ÇOCUKLARIN KAYGIYI YANSITMA ŞEKİLLERİ

Çocukların kaygıyı yansıtma şekillerine de değinen Psikolog Şahne, “Fazlaca bir arada olma isteği, anne / babadan ayrılmak istememe, yoğun korku (karanlık, yalnız kalma vb.), uyku zorlukları, alt ıslatma, aşırı içe kapanma ya da hareketlilik, öfke patlamaları, ani değişen yeme alışkanlığı vb. olabilir.” dedi.

KAYGIYI YENMELERİNDE ÇOCUKLARA NASIL DESTEK OLUNMALI?

Çocukların kaygılarıyla baş etmelerine destek olabilmek için neler yapılması gerektiğine ilişkin ise başlangıç olan en önemli adımın çocukların duygusunun yok sayılmaması, geçiştirilmemesi ve ifade bulmasına fırsat verilmesi olduğunu belirten Psikolog Şahne, “Dolayısıyla “Korkacak bir şey yok.” demek yerine “Evet çok korktun, hepimiz korktuk biliyor musun? Bir aradayız ve güvendeyiz. Evimiz güvenli” demek daha doğru olacaktır.” diye konuştu.
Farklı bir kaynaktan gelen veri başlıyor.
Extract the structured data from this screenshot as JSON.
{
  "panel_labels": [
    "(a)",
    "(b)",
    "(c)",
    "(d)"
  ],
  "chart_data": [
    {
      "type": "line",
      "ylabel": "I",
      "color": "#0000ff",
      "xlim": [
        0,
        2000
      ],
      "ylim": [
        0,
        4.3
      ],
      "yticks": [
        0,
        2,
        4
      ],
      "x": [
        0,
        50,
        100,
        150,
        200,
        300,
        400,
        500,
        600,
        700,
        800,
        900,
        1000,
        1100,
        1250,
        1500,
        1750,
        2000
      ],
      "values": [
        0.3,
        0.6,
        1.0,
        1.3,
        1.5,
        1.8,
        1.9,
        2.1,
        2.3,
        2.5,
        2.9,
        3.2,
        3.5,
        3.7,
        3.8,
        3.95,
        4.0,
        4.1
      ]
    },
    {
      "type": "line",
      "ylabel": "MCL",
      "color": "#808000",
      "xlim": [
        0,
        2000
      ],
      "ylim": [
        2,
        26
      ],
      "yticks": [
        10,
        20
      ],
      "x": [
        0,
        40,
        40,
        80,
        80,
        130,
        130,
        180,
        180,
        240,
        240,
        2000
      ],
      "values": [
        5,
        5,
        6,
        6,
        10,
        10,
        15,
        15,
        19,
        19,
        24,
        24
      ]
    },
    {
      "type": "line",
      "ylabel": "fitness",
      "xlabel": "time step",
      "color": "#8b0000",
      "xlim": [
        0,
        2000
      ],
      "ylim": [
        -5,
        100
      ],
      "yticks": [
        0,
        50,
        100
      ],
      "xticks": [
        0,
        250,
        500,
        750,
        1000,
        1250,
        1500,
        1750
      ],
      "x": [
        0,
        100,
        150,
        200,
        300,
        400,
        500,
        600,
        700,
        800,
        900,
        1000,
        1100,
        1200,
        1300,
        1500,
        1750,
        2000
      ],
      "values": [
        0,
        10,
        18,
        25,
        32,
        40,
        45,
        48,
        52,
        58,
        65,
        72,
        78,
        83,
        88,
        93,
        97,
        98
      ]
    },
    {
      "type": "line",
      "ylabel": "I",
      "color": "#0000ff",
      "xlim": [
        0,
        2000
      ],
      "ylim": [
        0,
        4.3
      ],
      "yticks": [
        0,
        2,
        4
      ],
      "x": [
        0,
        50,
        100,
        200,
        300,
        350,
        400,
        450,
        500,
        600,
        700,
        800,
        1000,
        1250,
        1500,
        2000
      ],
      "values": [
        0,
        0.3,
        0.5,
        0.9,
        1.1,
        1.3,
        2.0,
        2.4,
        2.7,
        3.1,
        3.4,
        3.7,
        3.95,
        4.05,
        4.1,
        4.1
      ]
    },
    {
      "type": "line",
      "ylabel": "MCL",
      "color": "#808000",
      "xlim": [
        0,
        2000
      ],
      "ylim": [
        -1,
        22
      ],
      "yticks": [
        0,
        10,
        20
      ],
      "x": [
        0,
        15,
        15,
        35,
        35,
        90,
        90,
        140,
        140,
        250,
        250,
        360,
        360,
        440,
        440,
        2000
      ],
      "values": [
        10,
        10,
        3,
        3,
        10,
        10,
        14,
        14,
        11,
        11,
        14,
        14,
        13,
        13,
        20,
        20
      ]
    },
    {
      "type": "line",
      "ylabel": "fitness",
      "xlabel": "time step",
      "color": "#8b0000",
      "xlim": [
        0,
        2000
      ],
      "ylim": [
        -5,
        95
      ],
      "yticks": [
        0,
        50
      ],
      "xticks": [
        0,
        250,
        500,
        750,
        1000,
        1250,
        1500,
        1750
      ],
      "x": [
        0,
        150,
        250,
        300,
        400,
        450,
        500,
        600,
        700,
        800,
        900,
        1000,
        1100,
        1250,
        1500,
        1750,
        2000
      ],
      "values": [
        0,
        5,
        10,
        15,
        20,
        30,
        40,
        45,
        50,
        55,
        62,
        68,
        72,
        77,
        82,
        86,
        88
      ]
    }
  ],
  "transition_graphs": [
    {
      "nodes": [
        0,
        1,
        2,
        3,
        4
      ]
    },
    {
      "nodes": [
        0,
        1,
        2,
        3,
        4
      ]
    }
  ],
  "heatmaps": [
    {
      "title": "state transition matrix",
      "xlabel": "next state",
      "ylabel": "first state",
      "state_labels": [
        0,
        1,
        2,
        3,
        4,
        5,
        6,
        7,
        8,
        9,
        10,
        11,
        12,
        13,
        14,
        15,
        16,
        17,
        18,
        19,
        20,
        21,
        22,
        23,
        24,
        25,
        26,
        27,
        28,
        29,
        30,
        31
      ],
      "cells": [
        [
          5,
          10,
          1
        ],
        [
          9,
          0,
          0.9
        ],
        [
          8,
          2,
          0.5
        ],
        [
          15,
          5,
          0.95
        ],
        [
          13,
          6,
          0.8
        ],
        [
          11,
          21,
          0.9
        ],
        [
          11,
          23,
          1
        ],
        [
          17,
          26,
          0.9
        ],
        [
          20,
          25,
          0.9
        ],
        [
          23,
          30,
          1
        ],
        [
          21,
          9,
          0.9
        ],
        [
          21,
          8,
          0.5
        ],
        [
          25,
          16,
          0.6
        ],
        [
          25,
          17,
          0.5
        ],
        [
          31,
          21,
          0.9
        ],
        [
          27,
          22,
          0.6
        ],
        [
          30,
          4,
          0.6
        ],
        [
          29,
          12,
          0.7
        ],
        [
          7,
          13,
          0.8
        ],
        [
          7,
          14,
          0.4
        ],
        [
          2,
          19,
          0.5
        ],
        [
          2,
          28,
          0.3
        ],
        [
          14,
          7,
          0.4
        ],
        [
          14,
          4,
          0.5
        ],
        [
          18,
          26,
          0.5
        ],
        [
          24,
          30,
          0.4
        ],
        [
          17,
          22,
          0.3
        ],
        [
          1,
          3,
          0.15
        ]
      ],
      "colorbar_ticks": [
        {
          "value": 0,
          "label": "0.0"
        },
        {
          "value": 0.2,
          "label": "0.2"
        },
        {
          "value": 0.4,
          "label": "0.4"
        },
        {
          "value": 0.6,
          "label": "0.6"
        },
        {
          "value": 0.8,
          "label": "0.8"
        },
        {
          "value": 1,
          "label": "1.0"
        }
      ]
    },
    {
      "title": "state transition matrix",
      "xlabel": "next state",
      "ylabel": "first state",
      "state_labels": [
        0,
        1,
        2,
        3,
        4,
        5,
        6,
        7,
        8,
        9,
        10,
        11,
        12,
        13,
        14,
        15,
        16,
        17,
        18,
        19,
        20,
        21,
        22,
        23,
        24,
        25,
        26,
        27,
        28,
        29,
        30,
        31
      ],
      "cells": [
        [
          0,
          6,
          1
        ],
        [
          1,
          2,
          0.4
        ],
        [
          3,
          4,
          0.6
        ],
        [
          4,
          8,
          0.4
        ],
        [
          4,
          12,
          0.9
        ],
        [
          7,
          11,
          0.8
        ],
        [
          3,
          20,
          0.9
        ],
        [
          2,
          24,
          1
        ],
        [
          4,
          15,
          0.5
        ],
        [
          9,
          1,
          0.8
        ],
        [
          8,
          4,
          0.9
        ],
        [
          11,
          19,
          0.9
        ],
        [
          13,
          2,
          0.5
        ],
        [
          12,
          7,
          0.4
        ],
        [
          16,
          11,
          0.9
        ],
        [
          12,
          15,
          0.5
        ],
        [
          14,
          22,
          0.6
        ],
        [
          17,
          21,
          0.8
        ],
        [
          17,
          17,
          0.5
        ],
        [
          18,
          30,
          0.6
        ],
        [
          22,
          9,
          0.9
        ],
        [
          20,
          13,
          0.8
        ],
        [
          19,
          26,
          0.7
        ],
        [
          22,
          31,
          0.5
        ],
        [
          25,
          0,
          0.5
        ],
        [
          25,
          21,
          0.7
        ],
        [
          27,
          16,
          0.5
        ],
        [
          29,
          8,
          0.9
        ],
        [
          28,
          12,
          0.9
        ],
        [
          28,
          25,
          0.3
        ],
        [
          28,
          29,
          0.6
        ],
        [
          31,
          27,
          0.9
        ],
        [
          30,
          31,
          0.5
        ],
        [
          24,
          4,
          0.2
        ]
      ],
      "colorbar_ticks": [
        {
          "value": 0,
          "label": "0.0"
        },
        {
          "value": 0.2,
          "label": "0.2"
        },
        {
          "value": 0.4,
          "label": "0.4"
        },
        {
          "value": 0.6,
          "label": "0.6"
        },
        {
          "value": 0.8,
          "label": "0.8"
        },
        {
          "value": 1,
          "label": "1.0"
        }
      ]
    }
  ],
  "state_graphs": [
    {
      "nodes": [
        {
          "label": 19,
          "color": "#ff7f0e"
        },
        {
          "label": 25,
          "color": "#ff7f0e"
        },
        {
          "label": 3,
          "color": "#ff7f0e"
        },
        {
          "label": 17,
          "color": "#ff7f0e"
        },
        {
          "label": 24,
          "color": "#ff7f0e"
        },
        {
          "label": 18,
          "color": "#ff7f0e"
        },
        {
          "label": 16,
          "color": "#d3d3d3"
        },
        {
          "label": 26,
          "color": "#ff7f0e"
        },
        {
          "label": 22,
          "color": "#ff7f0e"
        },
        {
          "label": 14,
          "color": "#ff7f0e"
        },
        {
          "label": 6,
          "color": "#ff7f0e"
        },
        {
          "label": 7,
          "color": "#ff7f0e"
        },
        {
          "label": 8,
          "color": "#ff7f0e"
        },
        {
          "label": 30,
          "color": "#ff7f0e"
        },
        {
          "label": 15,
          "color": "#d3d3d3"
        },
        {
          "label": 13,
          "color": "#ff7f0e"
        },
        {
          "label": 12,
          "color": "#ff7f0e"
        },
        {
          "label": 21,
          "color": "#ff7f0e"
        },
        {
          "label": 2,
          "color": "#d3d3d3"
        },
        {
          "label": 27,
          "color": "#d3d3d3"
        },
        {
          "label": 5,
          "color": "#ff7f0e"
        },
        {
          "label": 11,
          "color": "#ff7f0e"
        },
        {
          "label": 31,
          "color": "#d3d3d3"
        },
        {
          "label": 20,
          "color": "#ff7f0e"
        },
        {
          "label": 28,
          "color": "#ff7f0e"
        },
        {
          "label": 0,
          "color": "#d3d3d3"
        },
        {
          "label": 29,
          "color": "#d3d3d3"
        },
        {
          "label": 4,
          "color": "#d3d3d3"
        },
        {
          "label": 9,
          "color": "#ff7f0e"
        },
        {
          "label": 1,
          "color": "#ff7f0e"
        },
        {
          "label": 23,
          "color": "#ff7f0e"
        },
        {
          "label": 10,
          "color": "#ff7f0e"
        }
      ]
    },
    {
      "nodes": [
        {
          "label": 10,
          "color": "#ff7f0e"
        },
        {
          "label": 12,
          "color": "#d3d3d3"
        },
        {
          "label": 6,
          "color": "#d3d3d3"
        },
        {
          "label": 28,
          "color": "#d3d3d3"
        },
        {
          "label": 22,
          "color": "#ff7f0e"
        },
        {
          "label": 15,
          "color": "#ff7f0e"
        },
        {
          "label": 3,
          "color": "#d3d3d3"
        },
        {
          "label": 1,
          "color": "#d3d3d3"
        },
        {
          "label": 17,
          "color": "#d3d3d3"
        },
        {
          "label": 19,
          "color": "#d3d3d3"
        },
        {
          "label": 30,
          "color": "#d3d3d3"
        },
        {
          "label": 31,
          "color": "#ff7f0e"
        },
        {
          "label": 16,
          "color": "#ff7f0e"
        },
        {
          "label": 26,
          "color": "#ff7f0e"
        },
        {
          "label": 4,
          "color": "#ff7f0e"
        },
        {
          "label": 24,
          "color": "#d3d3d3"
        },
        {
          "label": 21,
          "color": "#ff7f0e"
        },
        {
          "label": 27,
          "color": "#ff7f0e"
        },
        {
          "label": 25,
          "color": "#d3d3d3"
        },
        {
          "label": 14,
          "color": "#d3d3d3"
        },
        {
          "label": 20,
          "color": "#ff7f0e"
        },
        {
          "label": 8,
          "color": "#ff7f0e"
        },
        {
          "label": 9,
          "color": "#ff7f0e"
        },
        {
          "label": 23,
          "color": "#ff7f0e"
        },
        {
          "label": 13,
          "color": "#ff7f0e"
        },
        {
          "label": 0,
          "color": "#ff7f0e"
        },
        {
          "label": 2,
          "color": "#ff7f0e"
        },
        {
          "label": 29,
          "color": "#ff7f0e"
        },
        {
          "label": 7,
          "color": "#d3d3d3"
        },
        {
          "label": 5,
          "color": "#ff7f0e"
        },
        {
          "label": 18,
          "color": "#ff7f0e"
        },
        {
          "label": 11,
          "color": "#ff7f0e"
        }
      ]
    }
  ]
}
Çocukların çevrelerinde olup bitenler çoğunlukla ebeveynlerinin tepkilerini takip ederek algıladığını belirten Psikolog Şahne, açıklamasında “Dolayısıyla; önce kendi duygu durumumuzu düzenlemeye çalışmalıyız. Ancak bu, yaşadığımız korku ve endişeye dair hiçbir şey yansıtmayacağımız anlamına gelmez. Tam tersi duygularımızı ifade edebiliyor olmalıyız ki çocuklarımız da korkusunun, endişelerinin doğal olduğunu ve paylaşılabilir olduğunu anlasın.” dedi.

“TEMAS İYİ GELECEKTİR”

Çocukların kaygısını azaltmanın yollarından birinin de onlara sarılmak olduğunu ve temas halinde olmanın çocuklara iyi geleceğini belirten Psikolog Şahne, konuyla ilgili şunları aktardı;

“Çocukların ifade şeklinin her zaman sözel olmayacağını unutmayalım. Çünkü bazen rahatlatmak için çocuğunuzla konuşmak istersiniz ama o konuşmayı reddeder. Bu her zaman, durumu önemsemediğini ya da kaygı hissetmediğini göstermez. Bazı çocuklar duygularını sözel olarak ifade etmekte zorlanırlar. Bu durumlarda oyunun (evcilik, arabalar, hayvanlar gibi oyuncaklarla kurulan sembolik oyun özellikle), resmin gücünü kullanmakta fayda vardır. Bazen oynadığı oyunu, resmi anlatmasa da sadece çizmek ya da sadece oynamak bile ifade edici, iyileştirici etkiye sahiptir.”

RUTİNİ DEVAM ETTİRMENİN ÖNEMİ

Son olarak rutinlerin çocuğa hayatın normal akışında devam ettiğinin mesajını verdiğini ve bunun güven hissi yaratığını ifade eden Uzman Klinik Psikolog Merve Elif Şahne, “Dolayısıyla bu dönemde, depremden direkt etkilenen değilsek mümkün olduğunca rutini devam ettirmek anlamlı olacaktır.” dedi.